There are mixed messages coming out of Israel's ruling party. For now, however, Prime Minister Benjamin Netanyahu has said that his re-election would not preclude the possibility of a Palestinian state.
Netanyahu has denied reports that he said his re-election would keep Israel from ceding land to Palestinians.
Earlier on Sunday, Netanyahu's Likud party had promised that Israel would not withdraw from the West Bank or East Jerusalem if the prime minister won re-election to a third consecutive term next week. The declaration came as Netanyahu's right-wing party fought for the votes of hard-line Zionist Israelis ahead of the March 17 parliamentary election.
"There will be no concessions and no withdrawals," read a statement released by his Likud party. Netanyahu said, however, "no such thing," according to the Israeli prime minister's office.
The centrist Yediot Ahronot, Israel's biggest-selling daily, reported that one of the prime minister's top envoys had engaged in secret negotiations with a representative of Palestinian President Mahmoud Abbas. According to the prime minister's office, the statement reflects Netanyahu's long-held position.

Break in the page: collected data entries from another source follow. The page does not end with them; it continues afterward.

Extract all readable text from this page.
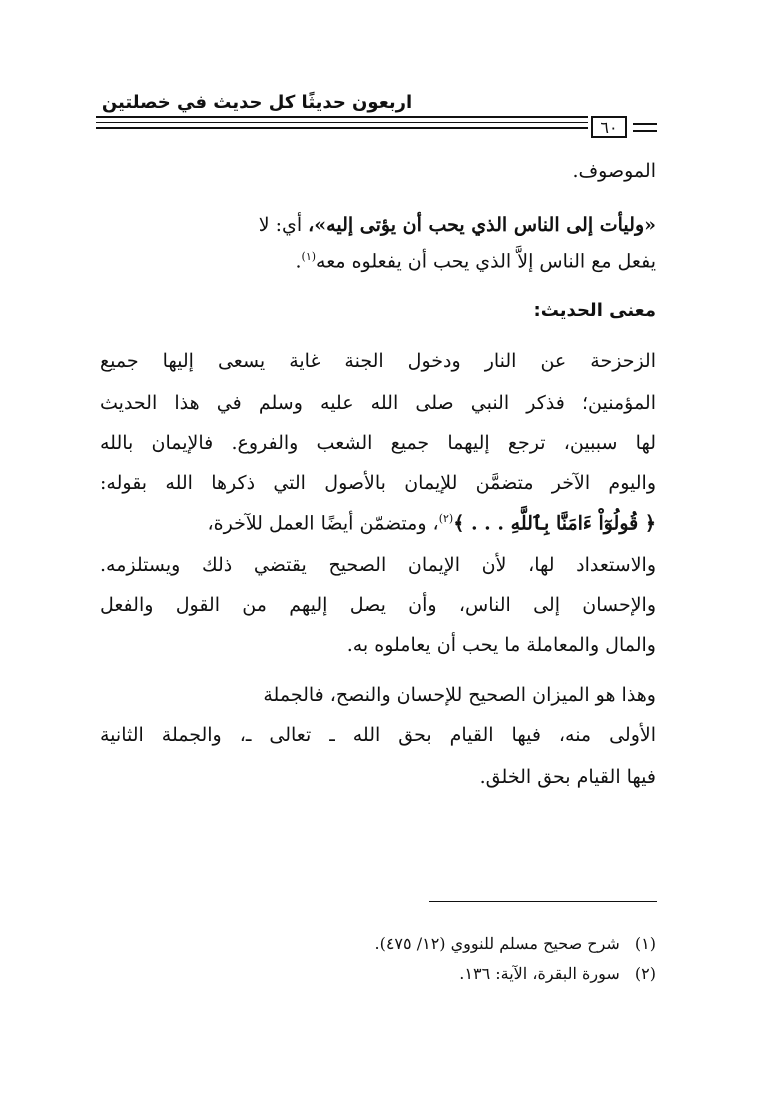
اربعون حديثًا كل حديث في خصلتين
٦٠
الموصوف.
«وليأت إلى الناس الذي يحب أن يؤتى إليه»، أي: لا
يفعل مع الناس إلاَّ الذي يحب أن يفعلوه معه$^{(١)}$.
معنى الحديث:
الزحزحة عن النار ودخول الجنة غاية يسعى إليها جميع
المؤمنين؛ فذكر النبي صلى الله عليه وسلم في هذا الحديث
لها سببين، ترجع إليهما جميع الشعب والفروع. فالإيمان بالله
واليوم الآخر متضمَّن للإيمان بالأصول التي ذكرها الله بقوله:
﴿ قُولُوٓاْ ءَامَنَّا بِٱللَّهِ . . . ﴾$^{(٢)}$، ومتضمّن أيضًا العمل للآخرة،
والاستعداد لها، لأن الإيمان الصحيح يقتضي ذلك ويستلزمه.
والإحسان إلى الناس، وأن يصل إليهم من القول والفعل
والمال والمعاملة ما يحب أن يعاملوه به.
وهذا هو الميزان الصحيح للإحسان والنصح، فالجملة
الأولى منه، فيها القيام بحق الله ـ تعالى ـ، والجملة الثانية
فيها القيام بحق الخلق.
(١) شرح صحيح مسلم للنووي (١٢/ ٤٧٥).
(٢) سورة البقرة، الآية: ١٣٦.
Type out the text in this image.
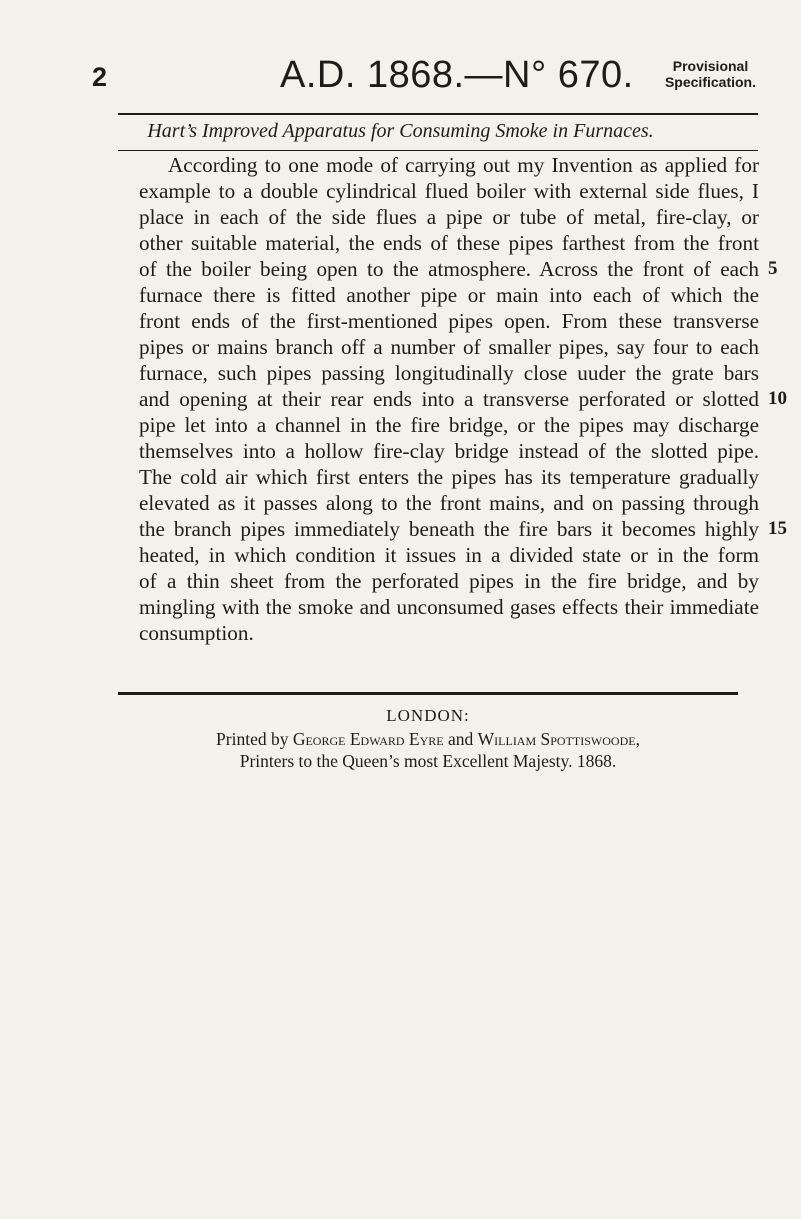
2	A.D. 1868.—N° 670.	Provisional
Specification.
Hart’s Improved Apparatus for Consuming Smoke in Furnaces.
According to one mode of carrying out my Invention as applied for
example to a double cylindrical flued boiler with external side flues, I
place in each of the side flues a pipe or tube of metal, fire-clay, or
other suitable material, the ends of these pipes farthest from the front
of the boiler being open to the atmosphere. Across the front of each
furnace there is fitted another pipe or main into each of which the
front ends of the first-mentioned pipes open. From these transverse
pipes or mains branch off a number of smaller pipes, say four to each
furnace, such pipes passing longitudinally close uuder the grate bars
and opening at their rear ends into a transverse perforated or slotted
pipe let into a channel in the fire bridge, or the pipes may discharge
themselves into a hollow fire-clay bridge instead of the slotted pipe.
The cold air which first enters the pipes has its temperature gradually
elevated as it passes along to the front mains, and on passing through
the branch pipes immediately beneath the fire bars it becomes highly
heated, in which condition it issues in a divided state or in the form
of a thin sheet from the perforated pipes in the fire bridge, and by
mingling with the smoke and unconsumed gases effects their immediate
consumption.
5
10
15
LONDON:
Printed by George Edward Eyre and William Spottiswoode,
Printers to the Queen’s most Excellent Majesty. 1868.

Yediot reported that the 2013 document showed Netanyahu's interest in a land swap and a withdrawal from large parts of the West Bank, which would have involved uprooting numerous settlements.
Israel is still reeling from the international response to the country's bloody 50-day waron Gaza last summer.
'His true face'
The UN has long pushed for the creation of a Palestinian state on lands captured by Israel in the 1967 war. In 1993, the governments signed an interim agreement to lead to the end of the conflict.
Negotiations have occurred since. The most recent talks broke down last year.
Centrist and left-leaning political parties in Israel have announced that they support the resumption of peace efforts with the Palestinians. Late on Saturday, tens of thousands of centrist and left-leaning Israelis demonstrated in Tel Aviv, calling for change and for Netanyahu to "go home."
Hardline Zionists and right-wing Israeli activists have planned a counterdemonstration in Jerusalem next Saturday night, just days before the elections. Netanyahu's Likud has fallen in to a head-to-head race with the Zionist Camp, a coalition of the Labour Party leader Isaac Herzog and former Justice Minister Tzipi Livni.
Possible coalition with Zionists, ultra-Orthodox parties
Almost all recent opinion polls have predicted that the Zionist Camp would win one or two mandates more than the Likud. However, barring last-minute surprises, analysts agree that Netanyahu has a much better chance of forming a coalition, likely to include hardline and ultra-Orthodox parties.
For the Zionist vote, Netanyahu must compete with the pro-settler Jewish Home Party of Economy Minister Naftali Bennett and the ultranationalist Israel Beiteinu Party of Foreign Minister Avigdor Lieberman.
On Tuesday, Netanyahu gave a politically controversial speech in the United States, skirting US President Barack Obama and going straight to Congress to demand that Iran not be permitted nuclear technology.